There is no ‘New Orleans miracle’

No doubt you’ve heard or read somewhere that the post-Katrina New Orleans school system, one of the most under-performing in the country when the storm hit 10 years ago, has become a model for urban high-poverty school districts.

Nearly every school in the city is a charter these days and supporters say the graduation rate has soared to more than 70 percent, from 56 percent a decade ago.

Mark Hare is a member of the GS4A leadership team
Mark Hare is a member of the GS4A leadership team

So has New Orleans emerged from catastrophe with the answer to high-poverty urban schools? Does New Orleans have an answer for Rochester? Is a network of charter schools the elusive cure for the cancer of failure that has hurt so many urban students and transformed whole neighborhoods into the cemeteries where dreams go to die?

Well, as the old saying goes, “If it sounds too good to be true, it probably is.”

There have been some marginal improvements in test scores and graduation rates, but it’s fair to say there is no miracle.

Andrea Gabor, a professor of business journalism at Baruch College of the City University of New York, has reported extensively on New Orleans schools, first in a long takeout piece in Newsweek in 2013, and more recently in a New York Times op-ed piece in August.

First, she notes, the pre-Katrina New Orleans school population was about 65,000 students; today its 45,000—with many of the city’s poorest families having disappeared after the hurricane. So while the Recovery School District is still predominantly poor, there are many fewer students.

Indeed, she writes in her Times piece, “a new report by Measure of America, a project of the Social Science Research Council, using Census Bureau survey data from 2013, found that over 26,000 people in the metropolitan area between the ages of 16 and 24 are counted as ‘disconnected,’ because they are neither working nor in school.”  The city schools have certainly failed those young people.

Last year, Gabor says, 63 percent of New Orleans school children were proficient on state tests, up from 37 percent in 2005. But Louisiana standards are among the lowest in the country (set the bar low enough and more people can hop it). Furthermore, Gabor reports, the Education Research Alliance found evidence of widespread “creaming” by charter principals, who counsel out the poorest performing students—and many of those students simply leave school altogether.
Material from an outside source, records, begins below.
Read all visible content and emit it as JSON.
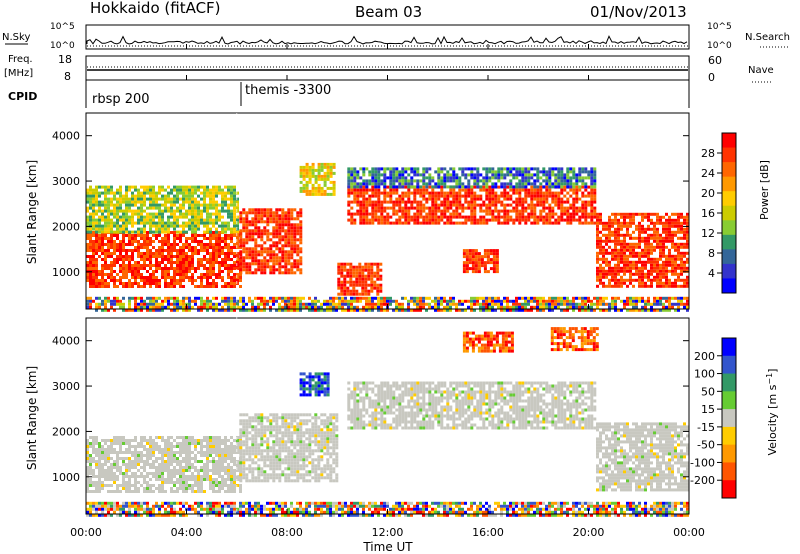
{
  "header": {
    "station": "Hokkaido (fitACF)",
    "beam": "Beam 03",
    "date": "01/Nov/2013"
  },
  "nsky_panel": {
    "left_label": "N.Sky",
    "right_label": "N.Search",
    "left_ticks": [
      "10^5",
      "10^0"
    ],
    "right_ticks": [
      "10^5",
      "10^0"
    ]
  },
  "freq_panel": {
    "left_label_line1": "Freq.",
    "left_label_line2": "[MHz]",
    "right_label": "Nave",
    "left_ticks": [
      "18",
      "8"
    ],
    "right_ticks": [
      "60",
      "0"
    ]
  },
  "cpid_panel": {
    "label": "CPID",
    "segments": [
      {
        "text": "rbsp 200",
        "start_hour": 0
      },
      {
        "text": "themis -3300",
        "start_hour": 6
      }
    ]
  },
  "time_axis": {
    "label": "Time UT",
    "ticks": [
      "00:00",
      "04:00",
      "08:00",
      "12:00",
      "16:00",
      "20:00",
      "00:00"
    ]
  },
  "chart_data": [
    {
      "type": "heatmap",
      "panel": "power",
      "ylabel": "Slant Range [km]",
      "yticks": [
        1000,
        2000,
        3000,
        4000
      ],
      "ylim": [
        180,
        4500
      ],
      "xlim_hours": [
        0,
        24
      ],
      "colorbar": {
        "label": "Power [dB]",
        "ticks": [
          "28",
          "24",
          "20",
          "16",
          "12",
          "8",
          "4"
        ],
        "colors": [
          "#ff0000",
          "#ff3300",
          "#ff6600",
          "#ff9900",
          "#ffcc00",
          "#cccc00",
          "#88cc33",
          "#339966",
          "#336699",
          "#3333cc",
          "#0000ff"
        ]
      },
      "regions": [
        {
          "t": [
            0,
            6.1
          ],
          "r": [
            700,
            1900
          ],
          "level": "high"
        },
        {
          "t": [
            6.1,
            8.6
          ],
          "r": [
            1000,
            2400
          ],
          "level": "high"
        },
        {
          "t": [
            0,
            6
          ],
          "r": [
            1900,
            2900
          ],
          "level": "low-mid"
        },
        {
          "t": [
            8.5,
            9.9
          ],
          "r": [
            2700,
            3400
          ],
          "level": "mid"
        },
        {
          "t": [
            10.4,
            20.2
          ],
          "r": [
            2100,
            2900
          ],
          "level": "high"
        },
        {
          "t": [
            10.4,
            20.2
          ],
          "r": [
            2900,
            3300
          ],
          "level": "low"
        },
        {
          "t": [
            10,
            11.7
          ],
          "r": [
            500,
            1200
          ],
          "level": "high"
        },
        {
          "t": [
            15,
            16.4
          ],
          "r": [
            1000,
            1500
          ],
          "level": "high"
        },
        {
          "t": [
            20.3,
            24
          ],
          "r": [
            700,
            2300
          ],
          "level": "high"
        },
        {
          "t": [
            0,
            24
          ],
          "r": [
            180,
            450
          ],
          "level": "mixed"
        }
      ]
    },
    {
      "type": "heatmap",
      "panel": "velocity",
      "ylabel": "Slant Range [km]",
      "yticks": [
        1000,
        2000,
        3000,
        4000
      ],
      "ylim": [
        180,
        4500
      ],
      "xlim_hours": [
        0,
        24
      ],
      "colorbar": {
        "label": "Velocity [m s^-1]",
        "ticks": [
          "200",
          "100",
          "50",
          "15",
          "-15",
          "-50",
          "-100",
          "-200"
        ],
        "colors": [
          "#0000ff",
          "#3355cc",
          "#339966",
          "#66cc33",
          "#c8c8c0",
          "#ffcc00",
          "#ff9900",
          "#ff5500",
          "#ff0000"
        ]
      },
      "regions": [
        {
          "t": [
            0,
            6.1
          ],
          "r": [
            700,
            1900
          ],
          "level": "near-zero"
        },
        {
          "t": [
            6.1,
            10
          ],
          "r": [
            900,
            2400
          ],
          "level": "near-zero"
        },
        {
          "t": [
            10.4,
            20.2
          ],
          "r": [
            2100,
            3100
          ],
          "level": "near-zero"
        },
        {
          "t": [
            8.5,
            9.6
          ],
          "r": [
            2800,
            3300
          ],
          "level": "positive"
        },
        {
          "t": [
            15,
            17
          ],
          "r": [
            3800,
            4200
          ],
          "level": "negative"
        },
        {
          "t": [
            18.5,
            20.3
          ],
          "r": [
            3800,
            4300
          ],
          "level": "negative"
        },
        {
          "t": [
            20.3,
            24
          ],
          "r": [
            700,
            2200
          ],
          "level": "near-zero"
        },
        {
          "t": [
            0,
            24
          ],
          "r": [
            180,
            450
          ],
          "level": "mixed"
        }
      ]
    }
  ]
}
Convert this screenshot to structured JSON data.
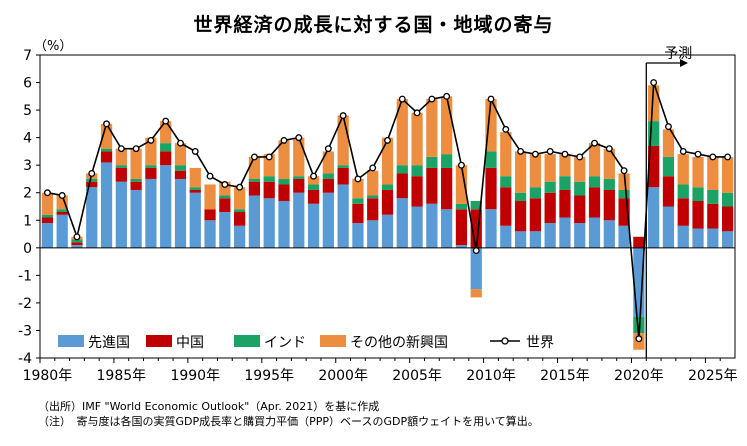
{
  "title": "世界経済の成長に対する国・地域の寄与",
  "chart_data": {
    "type": "bar",
    "stacked": true,
    "y_unit": "（%）",
    "ylim": [
      -4,
      7
    ],
    "yticks": [
      "-4",
      "-3",
      "-2",
      "-1",
      "0",
      "1",
      "2",
      "3",
      "4",
      "5",
      "6",
      "7"
    ],
    "xticks": [
      "1980年",
      "1985年",
      "1990年",
      "1995年",
      "2000年",
      "2005年",
      "2010年",
      "2015年",
      "2020年",
      "2025年"
    ],
    "forecast_label": "予測",
    "forecast_from": 2021,
    "categories": [
      1980,
      1981,
      1982,
      1983,
      1984,
      1985,
      1986,
      1987,
      1988,
      1989,
      1990,
      1991,
      1992,
      1993,
      1994,
      1995,
      1996,
      1997,
      1998,
      1999,
      2000,
      2001,
      2002,
      2003,
      2004,
      2005,
      2006,
      2007,
      2008,
      2009,
      2010,
      2011,
      2012,
      2013,
      2014,
      2015,
      2016,
      2017,
      2018,
      2019,
      2020,
      2021,
      2022,
      2023,
      2024,
      2025,
      2026
    ],
    "series": [
      {
        "name": "先進国",
        "color": "#5b9bd5",
        "values": [
          0.9,
          1.2,
          0.1,
          2.2,
          3.1,
          2.4,
          2.1,
          2.5,
          3.0,
          2.5,
          2.0,
          1.0,
          1.3,
          0.8,
          1.9,
          1.8,
          1.7,
          2.0,
          1.6,
          2.0,
          2.3,
          0.9,
          1.0,
          1.2,
          1.8,
          1.5,
          1.6,
          1.4,
          0.1,
          -1.5,
          1.4,
          0.8,
          0.6,
          0.6,
          0.9,
          1.1,
          0.9,
          1.1,
          1.0,
          0.8,
          -2.5,
          2.2,
          1.5,
          0.8,
          0.7,
          0.7,
          0.6
        ]
      },
      {
        "name": "中国",
        "color": "#c00000",
        "values": [
          0.2,
          0.1,
          0.1,
          0.2,
          0.4,
          0.5,
          0.3,
          0.4,
          0.5,
          0.3,
          0.1,
          0.4,
          0.5,
          0.5,
          0.5,
          0.6,
          0.6,
          0.5,
          0.5,
          0.5,
          0.6,
          0.7,
          0.8,
          0.9,
          0.9,
          1.1,
          1.3,
          1.5,
          1.3,
          1.4,
          1.5,
          1.4,
          1.1,
          1.2,
          1.1,
          1.0,
          1.0,
          1.1,
          1.1,
          1.0,
          0.4,
          1.5,
          1.1,
          1.0,
          1.0,
          0.9,
          0.9
        ]
      },
      {
        "name": "インド",
        "color": "#1aa364",
        "values": [
          0.1,
          0.1,
          0.1,
          0.1,
          0.1,
          0.1,
          0.1,
          0.1,
          0.3,
          0.2,
          0.1,
          0.0,
          0.1,
          0.1,
          0.1,
          0.2,
          0.2,
          0.1,
          0.2,
          0.2,
          0.1,
          0.2,
          0.1,
          0.2,
          0.3,
          0.4,
          0.4,
          0.5,
          0.2,
          0.3,
          0.6,
          0.4,
          0.3,
          0.4,
          0.4,
          0.5,
          0.5,
          0.4,
          0.4,
          0.3,
          -0.6,
          0.9,
          0.7,
          0.5,
          0.5,
          0.5,
          0.5
        ]
      },
      {
        "name": "その他の新興国",
        "color": "#ed8d3f",
        "values": [
          0.8,
          0.5,
          0.1,
          0.2,
          0.9,
          0.6,
          1.1,
          1.0,
          0.8,
          0.8,
          0.7,
          0.9,
          0.5,
          0.8,
          0.8,
          0.8,
          1.4,
          1.4,
          0.3,
          0.8,
          1.8,
          0.7,
          0.9,
          1.7,
          2.4,
          1.9,
          2.1,
          2.1,
          1.4,
          -0.3,
          1.9,
          1.6,
          1.5,
          1.2,
          1.0,
          0.8,
          0.9,
          1.2,
          1.1,
          0.6,
          -0.6,
          1.3,
          1.0,
          1.1,
          1.1,
          1.2,
          1.3
        ]
      }
    ],
    "line": {
      "name": "世界",
      "color": "#000000",
      "values": [
        2.0,
        1.9,
        0.4,
        2.7,
        4.5,
        3.6,
        3.6,
        3.9,
        4.6,
        3.8,
        3.5,
        2.6,
        2.3,
        2.2,
        3.3,
        3.3,
        3.9,
        4.0,
        2.6,
        3.6,
        4.8,
        2.5,
        2.9,
        3.9,
        5.4,
        4.9,
        5.4,
        5.5,
        3.0,
        -0.1,
        5.4,
        4.3,
        3.5,
        3.4,
        3.5,
        3.4,
        3.3,
        3.8,
        3.6,
        2.8,
        -3.3,
        6.0,
        4.4,
        3.5,
        3.4,
        3.3,
        3.3
      ]
    }
  },
  "notes": {
    "source": "（出所）IMF \"World Economic Outlook\"（Apr. 2021）を基に作成",
    "footnote": "（注）　寄与度は各国の実質GDP成長率と購買力平価（PPP）ベースのGDP額ウェイトを用いて算出。"
  }
}
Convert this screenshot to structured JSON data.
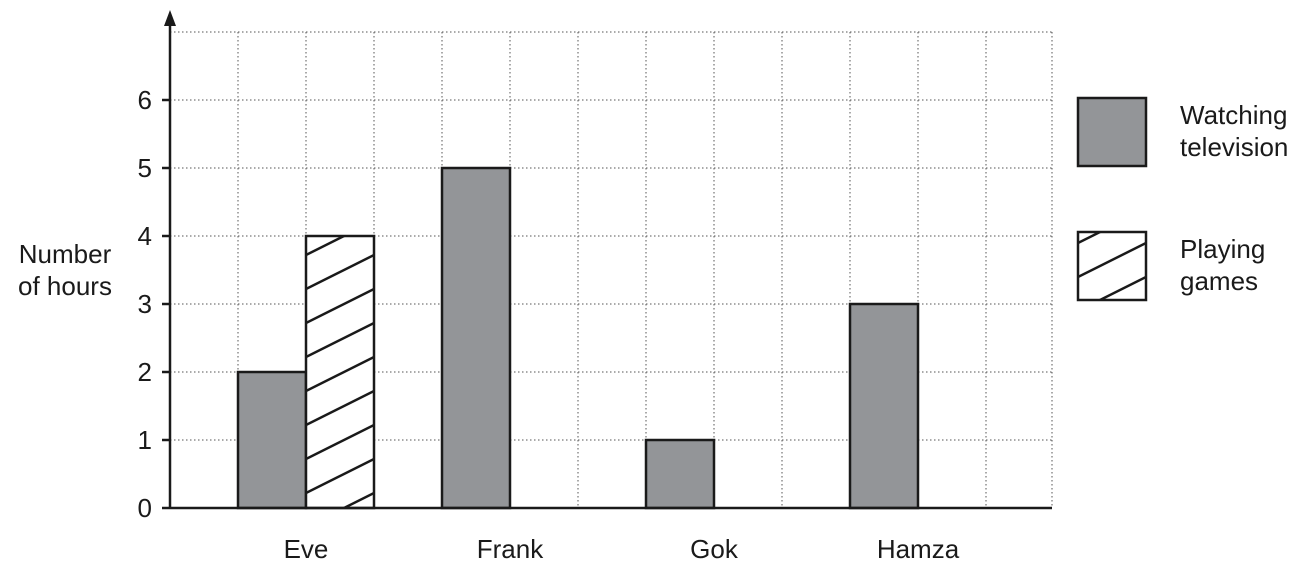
{
  "chart_data": {
    "type": "bar",
    "title": "",
    "xlabel": "",
    "ylabel": [
      "Number",
      "of hours"
    ],
    "categories": [
      "Eve",
      "Frank",
      "Gok",
      "Hamza"
    ],
    "series": [
      {
        "name": [
          "Watching",
          "television"
        ],
        "values": [
          2,
          5,
          1,
          3
        ],
        "fill": "#939598",
        "pattern": "solid"
      },
      {
        "name": [
          "Playing",
          "games"
        ],
        "values": [
          4,
          null,
          null,
          null
        ],
        "fill": "#ffffff",
        "pattern": "diagonal-hatch"
      }
    ],
    "ylim": [
      0,
      7
    ],
    "yticks": [
      0,
      1,
      2,
      3,
      4,
      5,
      6
    ],
    "grid": true,
    "legend_position": "right",
    "colors": {
      "axis": "#1a1a1a",
      "grid": "#555555",
      "bar_gray": "#939598"
    }
  }
}
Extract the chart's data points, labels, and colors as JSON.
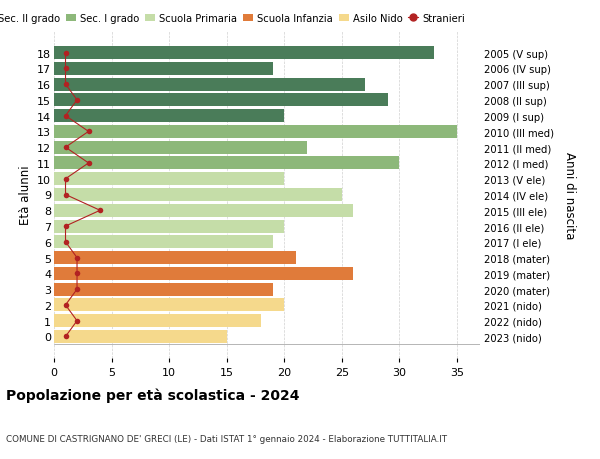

The charters have no obligation to track them and no way to do so.

An August report by the Network for Public Education, found that, even with modest improvements, the New Orleans graduation rate (actually 61 percent, according to NPE) is the lowest in the state. And while many charter schools “tout themselves as college prep in the media and public discourse, only 5.5 percent of their students who take Advanced Placement courses…score high enough on the AP tests to get credit.”

Most telling of all, even in a charterized New Orleans, NPE reports, the average ACT score for a New Orleans graduating senior in 2013 was 16.3; and 15.6 in 2014. The national average score for the college entry exams is between 20 and 21, with a 23 often being good enough for admission to multiple colleges. A large majority of  New Orleans graduates did not have scores high enough to meet the minimum requirements of Louisianan public colleges.

My point here is not to beat up on New Orleans.  There certainly are students who are better off today in charter schools than they were in pre-Katrina schools.

But there is no miracle. The New Orleans numbers may look good—but only when you change the way you count, or don’t count, the facts on the ground.  New Orleans charter advocates are the latest in a long line of education reformers who claim they can dramatically improve outcomes while continuing to isolate the poorest kids in America in the poorest schools in the poorest neighborhoods.

But isolation is the problem.

Great Schools for All isn’t selling quick fixes or miracle cures. We’re saying that if Rochester is serious about improving the educational outcomes for our community’s poorest children, we should go where the evidence leads. If we find ways to integrate city and suburban schools along socioeconomic lines, improvements will follow—with enough time, innovation and compassion.

We can do right by our poorest children, but only if we are willing to work hard and stop wishing for quick fixes and miracle cures.